We conduct computational research to predict novel low-cost metal oxide materials as sustainable carrier-selective contacts for silicon solar cells and as an efficient catalyst for fuel cells. The theoretically predicted materials are subsequently synthesized and characterized in laboratory for test and applications.

Carrier-selective passivation contacts for silicon solar cells.

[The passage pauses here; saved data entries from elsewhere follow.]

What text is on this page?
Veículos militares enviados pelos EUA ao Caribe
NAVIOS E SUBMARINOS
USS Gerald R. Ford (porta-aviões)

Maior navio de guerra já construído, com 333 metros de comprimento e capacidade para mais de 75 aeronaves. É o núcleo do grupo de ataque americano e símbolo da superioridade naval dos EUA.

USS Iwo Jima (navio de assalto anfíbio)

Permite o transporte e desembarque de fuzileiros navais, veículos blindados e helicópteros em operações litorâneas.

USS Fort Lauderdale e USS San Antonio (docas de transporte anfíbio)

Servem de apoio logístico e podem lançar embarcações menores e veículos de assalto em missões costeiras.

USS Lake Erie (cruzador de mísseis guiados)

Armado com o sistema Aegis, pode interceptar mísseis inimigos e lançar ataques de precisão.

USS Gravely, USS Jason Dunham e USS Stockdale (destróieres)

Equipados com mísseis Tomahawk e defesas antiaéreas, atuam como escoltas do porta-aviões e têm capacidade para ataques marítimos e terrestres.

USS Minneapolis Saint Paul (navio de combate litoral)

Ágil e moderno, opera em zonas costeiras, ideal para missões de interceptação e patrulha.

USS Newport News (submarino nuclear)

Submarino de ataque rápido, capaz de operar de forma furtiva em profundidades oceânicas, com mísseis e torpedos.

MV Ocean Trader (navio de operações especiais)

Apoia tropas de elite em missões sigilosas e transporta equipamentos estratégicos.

The number of high work function metal oxides possessing suitable band alignment with silicon is limited and often shows poor electrical properties. Therefore, we start our work with first-principles density functional theory (DFT) calculations to predict electronic properties of novel ternary and quaternary materials. We employ computational materials research expertise to deepen our understanding of defect chemistry and electronic properties of the as-designing materials for application as carrier-selective contacts and transparent conducting oxides in solar cells. We rationally design metal oxides by DFT calculations, synthesising the DFT predicted promising materials, such as Zn-/Al-doped NiO by atomic layer deposition (ALD) and characterising them to correlate between theory and experiments, and finally we use the materials as carrier-selective contacts.

Figure 1 - DFT-NiO-IV.png
Figure 1. Schematic Zn-/Al-doped NiO structure shows antiferromagnetic (AFM-II) configurations where atoms with same spin are along the {111} planes. Dark current-voltage characteristics of the Zn-/Al-doped NiO films in contact with p-type c-Si, measured in the Cox and Strack structure, shows improvement of contact  performance as compared to the pristine NiO.

Catalysts for fuel cells.

We also focus on designing of earth-abundant low-cost catalyst materials for application in anion exchange membrane fuel cells. An electrode material with a high oxygen reduction reaction kinetics is crucial for efficient energy conversion in fuel cell. Therefore, we use DFT to understand structural, electronic, surface adsorption, catalytic activity, and mechanism of catalyst reaction for developing new earth-abundant conductive ternary-/quaternary transition metal oxides-based catalysts with improved oxygen reduction reaction kinetics and to design cost-effective catalysts with improved catalytic efficiency. The surface science based DFT calculations provides guidance for subsequent synthesis of newly designed catalysts by atomic layer deposition (ALD) for testing in fuel cells.

Figure 2 - Fuel Cell.png
Figure 2. Schematic of the basic structure of an anion exchange membrane fuel cell.